Lin Wei 林葳

No. 23 – Oregon Ducks
- Position: Guard
- League: Big Ten Conference

Personal information
- Born: December 25, 2003 (age 22) Xiamen, Fujian, China
- Listed height: 6 ft 4 in (1.93 m)
- Listed weight: 190 lb (86 kg)

Career information
- College: Oregon (2025–present)
- Playing career: 2022–present

Career history
- 2022–2025: Nanjing Monkey Kings

Career highlights
- 2× CBA All-Star (2024, 2025); CBA All-Star Rookie (2023);

= Lin Wei (basketball) =

Chinese basketball player (born 2003)

Lin Wei (林葳; born December 25, 2003) is a Chinese college basketball player currently plays for the Oregon Ducks of the Big Ten Conference. Standing at 6'4", Wei last played professionally for the Nanjing Monkey Kings of the Chinese Basketball Association.

==Early life==
Wei was born on December 25, 2003, his native language is Mandarin. For primary school in 2009, Wei joined the Xiamen Experimental Primary School Jimei Branch in his hometown.

==Professional career==
Lin joined the Nanjing Monkey Kings in 2022, playing for three seasons and was named a CBA All-Star in 2024 and 2025. Following the 2024–25 CBA season, Lin announced his departure from the Monkey Kings. He was drafted by the Texas Legends eighth overall in the 2025 G League International Draft.

==College career==
===Oregon Ducks===
After getting cleared by the NCAA, on October 1, 2025, Lin committed to play college basketball at Oregon, becoming the first former Chinese professional basketball player to do so. According to Wei, he told The Athletic that the reason he wanted to go to Oregon was so that it gave him the best shot to go into the NBA, it also allowed him to get better at speaking English and developing his skills physically on the court. On January 5, 2026, in a 88–85 loss against the Rutgers Scarlet Knights, Lin scored a career high of 23 points, with six three pointers, five assists, two steals, and shot that tied the score with four seconds left in regulation. Following the season, Lin announced he would be entering the transfer portal. In June, it was reported he was in discussions with Michael Malone over a transfer to North Carolina.
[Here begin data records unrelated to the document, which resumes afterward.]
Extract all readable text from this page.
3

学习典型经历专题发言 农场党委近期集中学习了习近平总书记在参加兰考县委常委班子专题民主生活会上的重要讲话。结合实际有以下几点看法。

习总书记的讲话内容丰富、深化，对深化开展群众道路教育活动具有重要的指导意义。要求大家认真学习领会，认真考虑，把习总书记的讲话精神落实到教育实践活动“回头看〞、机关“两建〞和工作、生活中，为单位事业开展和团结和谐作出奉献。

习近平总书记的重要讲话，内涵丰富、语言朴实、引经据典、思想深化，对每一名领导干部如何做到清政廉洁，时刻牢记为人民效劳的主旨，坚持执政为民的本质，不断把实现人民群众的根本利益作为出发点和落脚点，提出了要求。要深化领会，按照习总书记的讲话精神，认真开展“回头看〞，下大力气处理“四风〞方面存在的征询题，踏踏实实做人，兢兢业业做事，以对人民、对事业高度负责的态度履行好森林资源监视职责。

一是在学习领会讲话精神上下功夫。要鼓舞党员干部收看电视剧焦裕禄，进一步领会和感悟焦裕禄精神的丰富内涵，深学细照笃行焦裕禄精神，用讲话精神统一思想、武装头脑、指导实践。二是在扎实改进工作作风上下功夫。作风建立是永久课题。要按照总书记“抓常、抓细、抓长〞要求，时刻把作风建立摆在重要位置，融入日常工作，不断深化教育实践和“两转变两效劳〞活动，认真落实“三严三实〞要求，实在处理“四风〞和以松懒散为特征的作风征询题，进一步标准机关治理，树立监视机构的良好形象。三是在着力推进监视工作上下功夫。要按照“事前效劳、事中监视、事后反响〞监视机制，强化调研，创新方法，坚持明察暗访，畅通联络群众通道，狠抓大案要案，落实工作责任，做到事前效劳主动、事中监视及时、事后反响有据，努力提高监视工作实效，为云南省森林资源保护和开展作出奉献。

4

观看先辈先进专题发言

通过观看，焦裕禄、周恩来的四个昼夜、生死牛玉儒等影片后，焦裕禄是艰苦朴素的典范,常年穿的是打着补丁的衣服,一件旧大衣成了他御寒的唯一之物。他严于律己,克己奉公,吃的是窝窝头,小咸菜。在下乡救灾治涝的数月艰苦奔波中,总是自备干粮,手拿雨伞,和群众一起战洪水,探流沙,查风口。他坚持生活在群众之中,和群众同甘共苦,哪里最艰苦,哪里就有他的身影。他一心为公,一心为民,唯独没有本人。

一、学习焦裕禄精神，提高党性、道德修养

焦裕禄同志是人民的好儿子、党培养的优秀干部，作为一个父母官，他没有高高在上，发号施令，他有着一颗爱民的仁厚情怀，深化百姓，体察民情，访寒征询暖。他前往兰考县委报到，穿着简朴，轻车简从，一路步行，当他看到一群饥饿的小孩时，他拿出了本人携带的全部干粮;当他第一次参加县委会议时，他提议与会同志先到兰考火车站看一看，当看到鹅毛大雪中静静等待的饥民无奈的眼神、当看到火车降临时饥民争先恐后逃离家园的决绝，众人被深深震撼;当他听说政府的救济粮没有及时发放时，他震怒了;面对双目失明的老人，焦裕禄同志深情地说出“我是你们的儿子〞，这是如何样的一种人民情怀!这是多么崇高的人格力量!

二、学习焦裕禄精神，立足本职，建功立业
However, he returned to the Ducks.

==Career statistics==
===CBA===
====Regular season====

| Year | Team | GP | GS | MPG | FG% | 3P% | FT% | RPG | APG | SPG | BPG | PPG |
|---|---|---|---|---|---|---|---|---|---|---|---|---|
| 2022–23 | Nanjing | 39 | 6 | 34.2 | .403 | .357 | .943 | 3.6 | 3.2 | 1.5 | 0.3 | 15.5 |
| 2023–24 | Nanjing | 41 | 37 | 35.6 | .427 | .381 | .840 | 3.8 | 4.2 | 1.3 | 0.1 | 20.0 |
| 2024–25 | Nanjing | 34 | 22 | 34.6 | .413 | .346 | .876 | 3.3 | 5.0 | 1.4 | 0.1 | 21.0 |
| Career |  | 114 | 65 | 34.3 | .416 | .364 | .883 | 3.6 | 4.1 | 0.1 | 1.4 | 18.8 |

====Playoffs====

| Year | Team | GP | GS | MPG | FG% | 3P% | FT% | RPG | APG | SPG | BPG | PPG |
|---|---|---|---|---|---|---|---|---|---|---|---|---|
| 2024–25 | Nanjing | 2 | 2 | 37.2 | .435 | .263 | .941 | 6.5 | 11.0 | 0.0 | 1.5 | 30.5 |
| Career |  | 2 | 2 | 37.2 | .435 | .263 | .941 | 6.5 | 11.0 | 0.0 | 1.5 | 30.5 |

===College===

| Year | Team | GP | GS | MPG | FG% | 3P% | FT% | RPG | APG | SPG | BPG | PPG |
|---|---|---|---|---|---|---|---|---|---|---|---|---|
| 2025–26 | Oregon | 30 | 9 | 17.5 | .344 | .295 | .824 | .9 | 1.7 | .4 | .0 | 6.6 |
| Career |  | 30 | 9 | 17.5 | .344 | .295 | .824 | .9 | 1.7 | .4 | .0 | 6.6 |

==Personal life==
Lin told The Athletic that his favorite American fast food restaurant is Chipotle.